One resident of a highrise on Wellesley St. overlooking Homewood, got up shortly before 4 a.m. and looked out the window after hearing voices.
"I thought it was just hookers out there having another hooker fight," said the man, who asked that his name not be used.
He said he spotted what looked like two groups of men facing each other.
"Then there was four quick pops and then two pops and the noise sounded like a cap gun... and kaboom, one's down," he said, adding he didn't see who pulled the trigger or from which direction it came.
He called 911 and went on to his balcony and saw one man splayed over another lying on the ground, bleeding and with some clothing clumped to the side of his neck.
"He was screeching 'Call police, call an ambulance.' "
Yesterday, there was a pool of blood on the roadway, beside a white windbreaker-style jacket.

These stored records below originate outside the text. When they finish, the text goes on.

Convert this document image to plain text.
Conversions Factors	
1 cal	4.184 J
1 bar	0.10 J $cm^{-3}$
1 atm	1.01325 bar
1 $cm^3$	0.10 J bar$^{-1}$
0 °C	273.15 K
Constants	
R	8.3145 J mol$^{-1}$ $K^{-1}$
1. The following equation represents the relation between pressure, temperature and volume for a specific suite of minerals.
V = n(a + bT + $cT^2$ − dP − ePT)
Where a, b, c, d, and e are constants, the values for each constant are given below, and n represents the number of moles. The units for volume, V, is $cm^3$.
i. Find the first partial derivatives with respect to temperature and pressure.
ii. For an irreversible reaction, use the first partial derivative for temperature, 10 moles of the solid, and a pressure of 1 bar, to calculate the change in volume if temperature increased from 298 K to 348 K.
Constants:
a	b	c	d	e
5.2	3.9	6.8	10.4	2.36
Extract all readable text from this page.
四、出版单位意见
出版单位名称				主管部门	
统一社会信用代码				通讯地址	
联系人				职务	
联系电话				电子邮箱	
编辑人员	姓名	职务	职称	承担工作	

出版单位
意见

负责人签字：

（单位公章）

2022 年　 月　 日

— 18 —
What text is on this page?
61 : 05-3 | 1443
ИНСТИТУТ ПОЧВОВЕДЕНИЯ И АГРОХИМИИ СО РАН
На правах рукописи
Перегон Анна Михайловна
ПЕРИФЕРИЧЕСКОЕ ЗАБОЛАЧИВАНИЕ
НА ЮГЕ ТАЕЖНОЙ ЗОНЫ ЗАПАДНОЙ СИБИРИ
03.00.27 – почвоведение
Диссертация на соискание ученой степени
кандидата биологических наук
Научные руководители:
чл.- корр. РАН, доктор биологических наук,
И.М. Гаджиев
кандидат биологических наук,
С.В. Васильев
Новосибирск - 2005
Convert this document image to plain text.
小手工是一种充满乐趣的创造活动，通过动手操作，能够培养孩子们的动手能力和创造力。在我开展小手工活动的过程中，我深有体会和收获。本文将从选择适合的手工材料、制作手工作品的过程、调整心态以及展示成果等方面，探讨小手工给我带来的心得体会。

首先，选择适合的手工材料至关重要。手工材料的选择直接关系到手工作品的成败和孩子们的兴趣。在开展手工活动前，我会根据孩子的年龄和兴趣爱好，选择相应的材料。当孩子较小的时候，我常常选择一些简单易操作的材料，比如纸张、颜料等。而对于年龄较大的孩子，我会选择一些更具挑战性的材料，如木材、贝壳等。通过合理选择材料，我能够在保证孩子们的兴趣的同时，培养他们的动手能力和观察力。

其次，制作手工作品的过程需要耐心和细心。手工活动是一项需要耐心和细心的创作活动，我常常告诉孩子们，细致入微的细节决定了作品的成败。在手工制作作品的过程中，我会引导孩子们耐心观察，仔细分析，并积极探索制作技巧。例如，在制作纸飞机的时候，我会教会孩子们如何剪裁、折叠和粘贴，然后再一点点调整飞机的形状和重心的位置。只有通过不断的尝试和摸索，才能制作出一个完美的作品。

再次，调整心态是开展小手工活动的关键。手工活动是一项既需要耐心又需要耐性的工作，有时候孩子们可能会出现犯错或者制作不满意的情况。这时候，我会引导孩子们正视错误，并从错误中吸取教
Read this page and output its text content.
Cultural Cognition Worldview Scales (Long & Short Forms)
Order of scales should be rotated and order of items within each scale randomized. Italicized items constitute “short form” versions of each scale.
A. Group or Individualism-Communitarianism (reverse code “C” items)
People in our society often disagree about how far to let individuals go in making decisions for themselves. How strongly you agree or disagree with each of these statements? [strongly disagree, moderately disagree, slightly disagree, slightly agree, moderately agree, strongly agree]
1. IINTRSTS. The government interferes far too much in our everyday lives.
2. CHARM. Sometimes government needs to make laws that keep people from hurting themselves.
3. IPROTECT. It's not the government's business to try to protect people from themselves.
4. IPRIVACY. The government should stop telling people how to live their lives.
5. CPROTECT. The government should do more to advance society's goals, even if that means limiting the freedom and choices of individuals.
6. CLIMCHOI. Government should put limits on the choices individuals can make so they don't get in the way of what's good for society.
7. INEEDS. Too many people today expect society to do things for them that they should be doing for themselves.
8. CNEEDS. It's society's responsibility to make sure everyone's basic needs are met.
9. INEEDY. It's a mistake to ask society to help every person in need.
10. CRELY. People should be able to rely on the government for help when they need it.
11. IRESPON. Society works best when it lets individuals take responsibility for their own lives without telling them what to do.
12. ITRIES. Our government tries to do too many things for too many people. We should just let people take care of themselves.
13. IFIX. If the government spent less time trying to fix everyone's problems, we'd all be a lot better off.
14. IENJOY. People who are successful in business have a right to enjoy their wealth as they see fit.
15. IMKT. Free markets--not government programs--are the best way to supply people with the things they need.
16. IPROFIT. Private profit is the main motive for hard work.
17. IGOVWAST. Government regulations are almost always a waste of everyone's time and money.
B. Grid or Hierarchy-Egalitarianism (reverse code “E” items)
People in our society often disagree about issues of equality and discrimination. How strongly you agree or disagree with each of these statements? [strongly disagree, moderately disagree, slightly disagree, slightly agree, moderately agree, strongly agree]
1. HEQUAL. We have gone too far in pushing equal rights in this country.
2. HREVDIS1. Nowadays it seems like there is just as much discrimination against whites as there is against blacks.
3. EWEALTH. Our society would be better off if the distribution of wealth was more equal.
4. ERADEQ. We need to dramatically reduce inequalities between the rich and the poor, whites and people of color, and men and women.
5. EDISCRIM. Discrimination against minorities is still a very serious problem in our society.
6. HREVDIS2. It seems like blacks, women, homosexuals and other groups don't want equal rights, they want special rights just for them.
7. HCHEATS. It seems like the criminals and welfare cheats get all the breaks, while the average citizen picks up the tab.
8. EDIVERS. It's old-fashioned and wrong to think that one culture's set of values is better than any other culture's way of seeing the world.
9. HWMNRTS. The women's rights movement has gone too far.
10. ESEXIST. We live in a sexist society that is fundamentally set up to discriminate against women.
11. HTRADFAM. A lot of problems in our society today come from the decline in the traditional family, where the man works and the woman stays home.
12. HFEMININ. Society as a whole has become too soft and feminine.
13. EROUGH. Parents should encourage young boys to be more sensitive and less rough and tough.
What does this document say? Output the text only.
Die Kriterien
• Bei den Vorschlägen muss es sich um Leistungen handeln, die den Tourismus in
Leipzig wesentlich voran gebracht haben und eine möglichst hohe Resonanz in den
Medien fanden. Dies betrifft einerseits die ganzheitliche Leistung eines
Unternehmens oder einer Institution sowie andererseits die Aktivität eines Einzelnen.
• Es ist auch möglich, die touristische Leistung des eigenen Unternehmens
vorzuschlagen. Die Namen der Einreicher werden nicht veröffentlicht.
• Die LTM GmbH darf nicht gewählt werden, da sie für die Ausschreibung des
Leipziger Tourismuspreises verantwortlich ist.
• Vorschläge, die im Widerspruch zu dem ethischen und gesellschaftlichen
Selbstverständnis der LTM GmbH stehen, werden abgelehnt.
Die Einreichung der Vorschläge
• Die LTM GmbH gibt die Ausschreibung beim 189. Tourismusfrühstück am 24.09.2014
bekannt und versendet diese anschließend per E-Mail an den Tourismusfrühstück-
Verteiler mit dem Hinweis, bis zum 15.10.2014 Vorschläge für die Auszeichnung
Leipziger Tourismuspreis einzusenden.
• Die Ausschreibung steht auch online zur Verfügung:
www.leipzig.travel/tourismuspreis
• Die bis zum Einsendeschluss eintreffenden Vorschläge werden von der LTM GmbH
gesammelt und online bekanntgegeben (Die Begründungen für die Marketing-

Another resident of the building, Bruce McCUBBIN, was sleeping in his apartment when his girlfriend awoke after hearing the sound of four or five gunshots. They got up and went to the balcony, which also faces south, and watched what happened next.
"One man was lying on the ground with another crouched over him holding what looked like a towel to his head and there was blood coming from him."
He saw another man leaning against a post who appeared to be hit in the arm. "It was difficult to see because it was so dark."
He heard someone yelling, "Call the cops, call the cops," and others panicking. "There was voices all over the place but... there was people screaming up the street."
McCUBBIN, an ex-police officer in Glasgow, contrasted the recent "crazy" period of gun violence in Toronto to what he saw back home.
"Glasgow is a violent city in a way but more stabbings, slashings, and people don't really carry guns because there's strict gun laws in Britain," he said. "But here, I've never seen anything like what I saw last night, even with two years on the police force, I didn't see anything as bad as I saw last night on the street. It was terrible."
Yesterday police officers combed the area and used a metal detector on the grass around a large Victorian brick home at the corner of Homewood and Maitland that was hit by a bullet.
The occupants declined to speak to reporters.
In the past five days, the Toronto Police Service has redeployed approximately 50 officers from throughout the service up into the northwest part of the city, which has had a number of shooting incidents, but also into Scarborough and downtown neighbourhoods plagued with gun violence, Blair told the news conference.
Both he and McGUIRE, however, said the city is not collapsing with gun or youth violence and blamed "a small few" for terrorizing neighbourhoods.
Back near Homewood Ave., a woman who identified herself as Lisa, and didn't want her last name used, was walking with her two children past the police tape on Wellesley St. She said she is sickened by the violence but looks to understand what is driving it.
"Toronto is segregated and they are marginalized, not part of society. They're bad guys, suffering mental illness, who grew up in poverty and have little hope of finding jobs so they turn to the underworld and guns."